The UFC fighter was also present at the 2019 gala, where he posed alongside his brother Ottman, Luis Figo, Samuel Eto’o, and Egyptian actor Mohamed Ramadan as they arrived in Marrakech, and later with UFC fighter Justin Gaethje and trainer Trevor Wittman.

Abu Azaitar is one of the most intriguing and controversial fighters on the UFC roster. Born in Germany to Moroccan parents, Azaitar and his brother grew up in Cologne where they were known in the German press as the “brutal twins” because of their notorious exploits and criminal history. In November 2003, Abu Azaitar and his brother Omar appeared in juvenile court, where the former faced charges of inflicting dangerous bodily harm and the latter for gang theft.

Abu Azaitar, who was 17 years old and recently graduated, was accused of brutally attacking a businessman, threatening his life by dousing him in gasoline, and stealing his Ferrari. He was sentenced in June 2004 to two years and three months in prison. His brother, Omar, however, was given 20 months on probation.

According to reports, Abu Azaitar served his sentence and was released in 2006. However, his trouble with the law did not come to an end. That same year, Abu and Omar Azaitar were accused of participating in a brawl at a martial arts gym, where they violently beat a man until they broke his nose. Abu Azaitar also faced accusation of assaulting his girlfriend at a Christmas market and punching her repeatedly until her ear drum burst.

By 2007, Azaitar had dedicated himself to MMA and, over the course of the next decade, competed for notable promotions in Europe such as Cage Warriors and KSW. He then signed with controversial manager Ali Abdelaziz and debuted on U.S. soil for World Series of Fighting (WSOF). His eventual success as an MMA fighter caught the attention of King Mohammed VI of Morocco, who met with Azaitar and his brothers on April 21, 2018. The brothers even attended Friday prayer service with the King and his family and stayed long enough for Abu Azaitar to complete a portion of his UFC training camp in Morocco.

Abu Azaitar with King Mohamed VI

Abu Azaitar has since posted several pictures of himself alongside the Moroccan king.
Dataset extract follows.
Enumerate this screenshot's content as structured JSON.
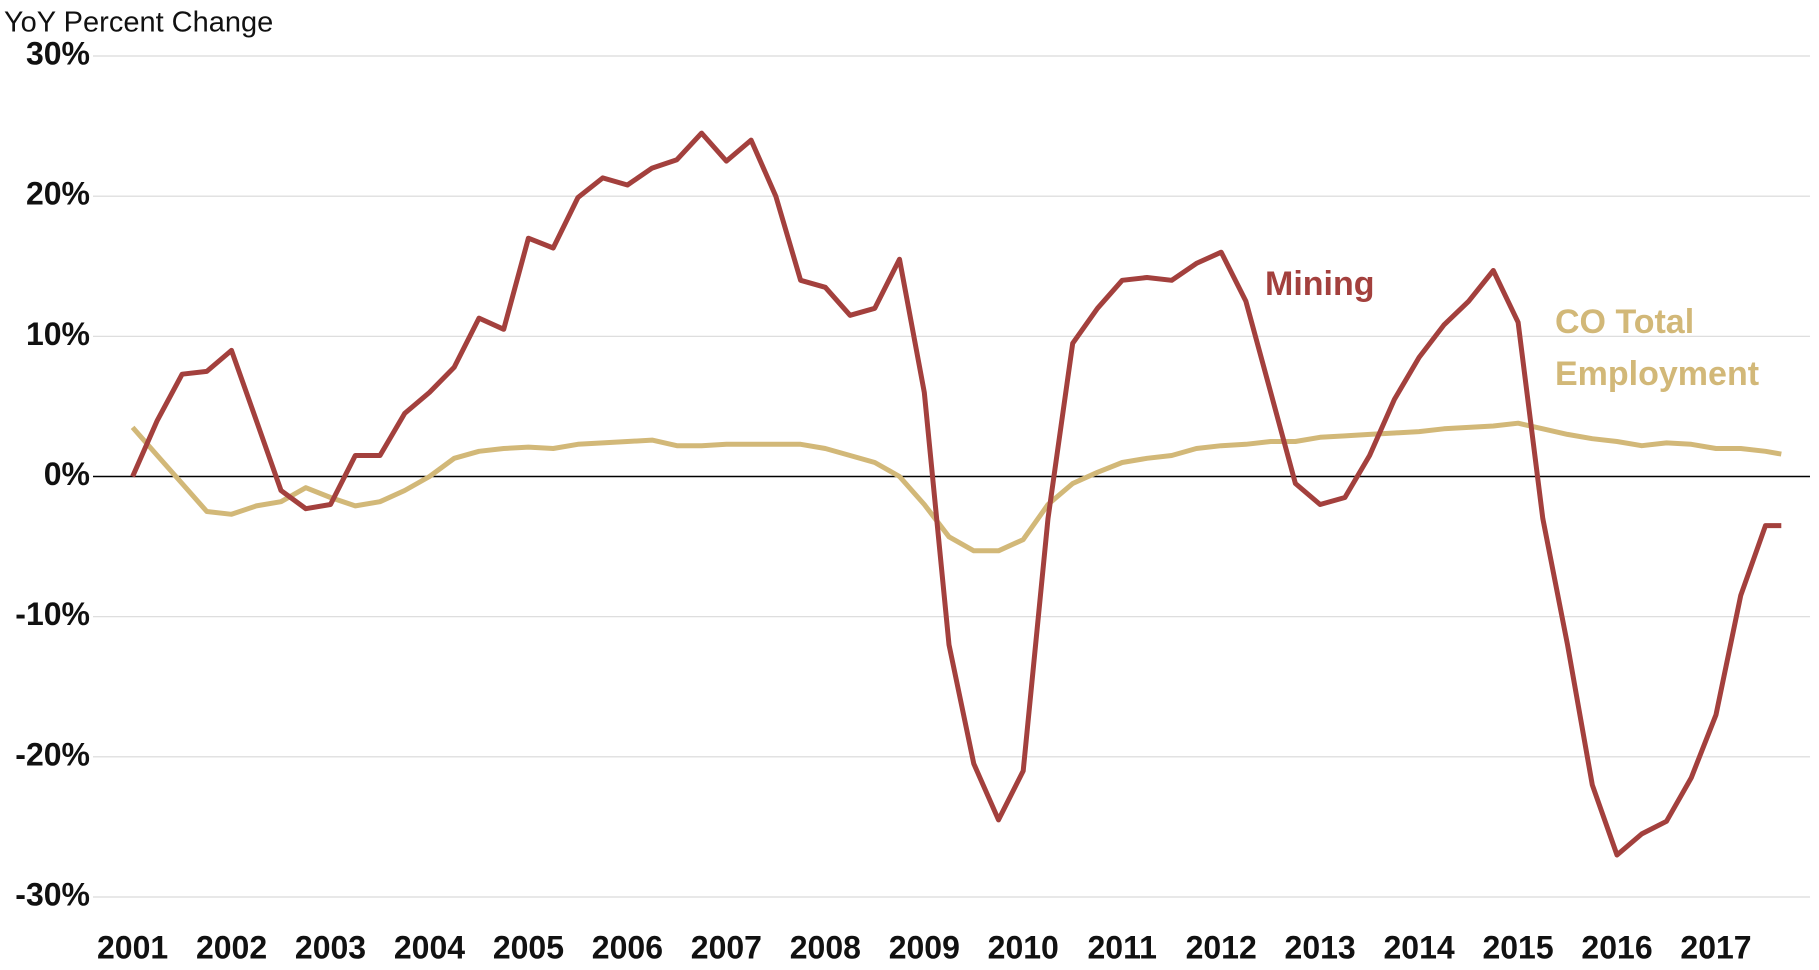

One of them carried the caption: “Your Majesty, Our dear King Mohamed VI .. I can’t thank him enough for everything he has done for us. He is one exceptional role model for all of us. We incredibly respect and appreciate him as a great personage. Both the realest sportsman himself and a one of the biggest supporter of sports! My beloved King, may Allah take you and your family under his protection and always keep you healthy! What a pleasure and honor to be side by side with our king, who we love so much.”

Given Abu Azaitar’s evident loyalty to the Moroccan monarchy, it comes as little surprise that he is reportedly a presiding figure in the kingdom’s annual distraction from its occupation of the Western Sahara. Even his brother and fellow UFC fighter, Ottman, participated in the propaganda campaign when he posted a picture of himself in the Sahara with a Moroccan flag above the caption: Moroccan Sahara.
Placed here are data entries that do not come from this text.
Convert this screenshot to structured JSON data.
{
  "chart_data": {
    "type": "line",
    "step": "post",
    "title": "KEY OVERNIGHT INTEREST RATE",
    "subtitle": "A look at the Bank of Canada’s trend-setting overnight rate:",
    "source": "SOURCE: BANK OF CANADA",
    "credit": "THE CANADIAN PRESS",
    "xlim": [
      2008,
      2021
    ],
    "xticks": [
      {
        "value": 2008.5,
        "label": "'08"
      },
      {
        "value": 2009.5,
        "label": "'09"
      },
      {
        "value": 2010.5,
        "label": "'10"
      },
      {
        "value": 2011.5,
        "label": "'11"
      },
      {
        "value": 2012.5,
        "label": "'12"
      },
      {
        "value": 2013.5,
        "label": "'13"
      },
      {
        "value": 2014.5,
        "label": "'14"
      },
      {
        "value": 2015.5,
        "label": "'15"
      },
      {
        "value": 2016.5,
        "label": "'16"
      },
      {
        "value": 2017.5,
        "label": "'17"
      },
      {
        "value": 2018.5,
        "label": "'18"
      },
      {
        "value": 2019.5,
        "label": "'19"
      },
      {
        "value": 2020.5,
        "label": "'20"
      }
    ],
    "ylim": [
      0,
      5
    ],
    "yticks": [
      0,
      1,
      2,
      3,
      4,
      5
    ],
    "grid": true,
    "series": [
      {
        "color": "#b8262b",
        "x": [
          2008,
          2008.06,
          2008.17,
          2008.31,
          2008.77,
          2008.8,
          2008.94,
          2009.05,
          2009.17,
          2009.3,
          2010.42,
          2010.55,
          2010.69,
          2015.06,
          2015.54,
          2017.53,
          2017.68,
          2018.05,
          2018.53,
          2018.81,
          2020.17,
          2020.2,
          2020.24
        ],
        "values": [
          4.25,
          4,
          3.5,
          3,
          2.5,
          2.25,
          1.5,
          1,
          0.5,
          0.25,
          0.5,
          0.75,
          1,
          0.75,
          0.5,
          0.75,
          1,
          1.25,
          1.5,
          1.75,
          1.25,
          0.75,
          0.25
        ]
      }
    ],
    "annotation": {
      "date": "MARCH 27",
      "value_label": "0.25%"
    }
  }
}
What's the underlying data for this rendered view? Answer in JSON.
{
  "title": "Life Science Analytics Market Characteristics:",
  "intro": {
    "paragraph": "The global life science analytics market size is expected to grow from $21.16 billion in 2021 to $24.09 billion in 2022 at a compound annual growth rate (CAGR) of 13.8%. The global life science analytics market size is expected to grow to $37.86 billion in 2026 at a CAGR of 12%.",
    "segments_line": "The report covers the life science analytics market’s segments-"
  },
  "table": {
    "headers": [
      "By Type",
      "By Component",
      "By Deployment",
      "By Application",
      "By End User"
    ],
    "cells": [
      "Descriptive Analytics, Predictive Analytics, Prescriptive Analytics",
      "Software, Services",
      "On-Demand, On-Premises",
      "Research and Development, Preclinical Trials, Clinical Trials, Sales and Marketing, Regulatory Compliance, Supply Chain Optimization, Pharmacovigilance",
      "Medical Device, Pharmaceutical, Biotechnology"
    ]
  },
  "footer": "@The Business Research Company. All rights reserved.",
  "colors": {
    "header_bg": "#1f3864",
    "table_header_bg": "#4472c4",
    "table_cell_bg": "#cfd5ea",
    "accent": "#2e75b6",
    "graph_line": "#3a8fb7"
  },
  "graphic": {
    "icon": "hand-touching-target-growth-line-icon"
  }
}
Despite the star-studded gala’s convenient overshadowing of the occupation of the Western Sahara, the Sahrawi government responded in a press release that Morocco has no sovereignty over the Western Sahara and that the Sahrawi people will continue the liberation struggle.
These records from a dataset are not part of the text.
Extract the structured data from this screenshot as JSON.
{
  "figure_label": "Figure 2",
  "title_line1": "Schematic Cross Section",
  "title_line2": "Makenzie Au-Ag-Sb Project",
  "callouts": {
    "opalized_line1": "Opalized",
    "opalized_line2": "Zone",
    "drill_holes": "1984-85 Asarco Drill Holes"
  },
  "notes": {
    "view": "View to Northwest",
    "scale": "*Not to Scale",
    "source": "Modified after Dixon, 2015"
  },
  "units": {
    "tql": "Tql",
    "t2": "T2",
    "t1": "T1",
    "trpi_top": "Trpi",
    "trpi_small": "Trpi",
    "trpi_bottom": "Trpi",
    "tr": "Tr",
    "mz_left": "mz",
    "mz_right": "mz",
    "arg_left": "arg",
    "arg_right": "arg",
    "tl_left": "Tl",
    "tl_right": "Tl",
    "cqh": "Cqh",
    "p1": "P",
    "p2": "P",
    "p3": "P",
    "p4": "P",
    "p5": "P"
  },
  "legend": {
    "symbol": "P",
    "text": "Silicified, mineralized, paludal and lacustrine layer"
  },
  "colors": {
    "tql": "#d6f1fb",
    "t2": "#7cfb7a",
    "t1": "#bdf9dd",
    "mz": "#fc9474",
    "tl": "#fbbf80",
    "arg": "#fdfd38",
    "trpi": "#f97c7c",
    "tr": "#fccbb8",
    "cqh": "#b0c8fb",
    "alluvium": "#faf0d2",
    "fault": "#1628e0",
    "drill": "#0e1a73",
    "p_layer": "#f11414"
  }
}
“The attempt by the King of Morocco to play on numbers and falsify history and facts, a feature of the Moroccan diplomacy, aiming at concealing that his strategy to bypass the reality of the Sahrawi Republic, has failed in a resounding manner and ultimately forced Morocco to sit next to the Sahrawi Republic in continental and international conferences and forums without conditions. The Moroccan attempts to buy time and its belief that the creation of lobbies and buying loyalty will impose Morocco’s supremacy in the aggressive war against the Sahrawi people is an approach based on false calculations, and on adventurous and reckless illusions and analyzes.”

Morocco’s latest case of sportswashing — a term coined by Amnesty International in 2018 to describe authoritarian regimes using sports to manipulate their international image and wash away their human rights record — is a reminder of the lengths that occupying governments will go to to present themselves as saviors rather than oppressors.